Pues mira, te cuento mi historia. Yo era la mayor en una familia numerosa, criada en un pueblecito cerca de Sevilla. Me tocó cargar con la responsabilidad de mis hermanos pequeños: darles de comer, curarles los resfriados, llevarlos al cole y a la guardería. Mis padres ni siquiera me preguntaban si quería hacerlo. Solo soltaban un “¡Toca!” y punto.
Amigos… pocos. No tenía tiempo, y además los otros niños se reían de mí, llamándome “niñera” o “pañalera”. Sus palabras me dolían, y muchas veces me escondía en el cobertizo a llorar. Si mi padre me veía llorar, sacaba el cinturón. “¡Te voy a sacar las tonterías de la cabeza!”, gritaba, y cada latigazo me dolía no solo en el cuerpo, sino en el alma.
La infancia… no tuve ninguna. Después de la ESO, mis padres decidieron que debía ser cocinera, “para que nunca faltara comida en casa”. Me mandaron a una escuela de formación sin preguntarme ni una vez. Obedecí, como siempre, con los dientes apretados.
Tres años después, empecé a trabajar en un pequeño comedor en Málaga. Mi padre quería que llevara comida a casa, pero me negué. Mi madre me echó la bronca: “¡Egoísta! ¡Por tu culpa pasan hambre!” Mi primer sueldo me lo quitaron sin más. Cuando cobré el segundo, hice la maleta y me fui. Compré un billete al primer tren que vi, sin importarme adónde iba. Lo único que quería era escapar de aquel infierno. Sabía que, si me quedaba, mi vida estaría perdida.

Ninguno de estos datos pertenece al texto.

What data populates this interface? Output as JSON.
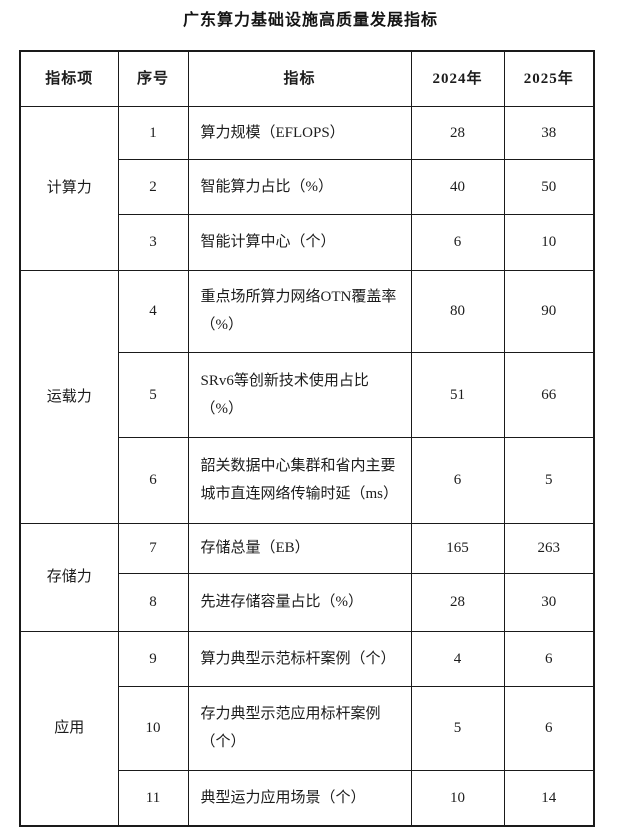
{
  "title": "广东算力基础设施高质量发展指标",
  "table": {
    "headers": [
      "指标项",
      "序号",
      "指标",
      "2024年",
      "2025年"
    ],
    "groups": [
      {
        "category": "计算力",
        "rows": [
          {
            "no": "1",
            "indicator": "算力规模（EFLOPS）",
            "y2024": "28",
            "y2025": "38"
          },
          {
            "no": "2",
            "indicator": "智能算力占比（%）",
            "y2024": "40",
            "y2025": "50"
          },
          {
            "no": "3",
            "indicator": "智能计算中心（个）",
            "y2024": "6",
            "y2025": "10"
          }
        ]
      },
      {
        "category": "运载力",
        "rows": [
          {
            "no": "4",
            "indicator": "重点场所算力网络OTN覆盖率\n（%）",
            "y2024": "80",
            "y2025": "90"
          },
          {
            "no": "5",
            "indicator": "SRv6等创新技术使用占比\n（%）",
            "y2024": "51",
            "y2025": "66"
          },
          {
            "no": "6",
            "indicator": "韶关数据中心集群和省内主要\n城市直连网络传输时延（ms）",
            "y2024": "6",
            "y2025": "5"
          }
        ]
      },
      {
        "category": "存储力",
        "rows": [
          {
            "no": "7",
            "indicator": "存储总量（EB）",
            "y2024": "165",
            "y2025": "263"
          },
          {
            "no": "8",
            "indicator": "先进存储容量占比（%）",
            "y2024": "28",
            "y2025": "30"
          }
        ]
      },
      {
        "category": "应用",
        "rows": [
          {
            "no": "9",
            "indicator": "算力典型示范标杆案例（个）",
            "y2024": "4",
            "y2025": "6"
          },
          {
            "no": "10",
            "indicator": "存力典型示范应用标杆案例\n（个）",
            "y2024": "5",
            "y2025": "6"
          },
          {
            "no": "11",
            "indicator": "典型运力应用场景（个）",
            "y2024": "10",
            "y2025": "14"
          }
        ]
      }
    ]
  }
}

Fue duro. Trabajé en lo que fuera: limpiando escaleras, barriendo calles, hasta que entré como friegaplatos en un bar. Tardé años en poder entrar en la cocina. Ahorraba cada céntimo, aunque mi sueldo mejorara. Soñaba con un piso propio, donde fuera dueña de mi vida, y eso me daba fuerzas. Vivía con una señora mayor, Doña Carmen, que se convirtió en mi familia. Me cobraba una miseria por el alquiler, y yo le ayudaba en casa. Cada noche me esperaba con un té de menta y magdalenas recién hechas. En esos momentos, me sentía feliz de verdad.
Luego conocí a Javier, el que ahora es mi marido. No hubo boda grande, solo firmamos en el registro. Me mudé con sus padres, y al año nació mi hija, luego mi hijo. La vida parecía mejorar, pero el pasado seguía ahí. Mis padres me perseguían en sueños: sus caras duras, sus gritos. Se lo conté a Javier y decidimos ir a verlos. Quería hacer las paces, presentarles a sus nietos, reconectar. Llené bolsas de regalos: turrones, frutas, jamón… Iba ilusionada.
Pero al cruzar la puerta de mi casa, no me esperaban abrazos, sino maldiciones. Mis padres me insultaron, y mi padre hasta levantó el puño. Mis hermanos estaban perdidos en el alcohol, mi hermana pequeña metida en malos rollos. Ni siquiera miraron a mis hijos. Nadie preguntó cómo había sido mi vida todos esos años. Mi madre cerró la puerta en mis narices, gritando: “¡Traidora!” Me quedé ahí, helada, con las bolsas pesándome en las manos. Igual alguien piensa que fui mezquina, pero me di la vuelta, recogí todos los regalos y me fui. Para siempre. Ni siquiera volveré el día que los entierren.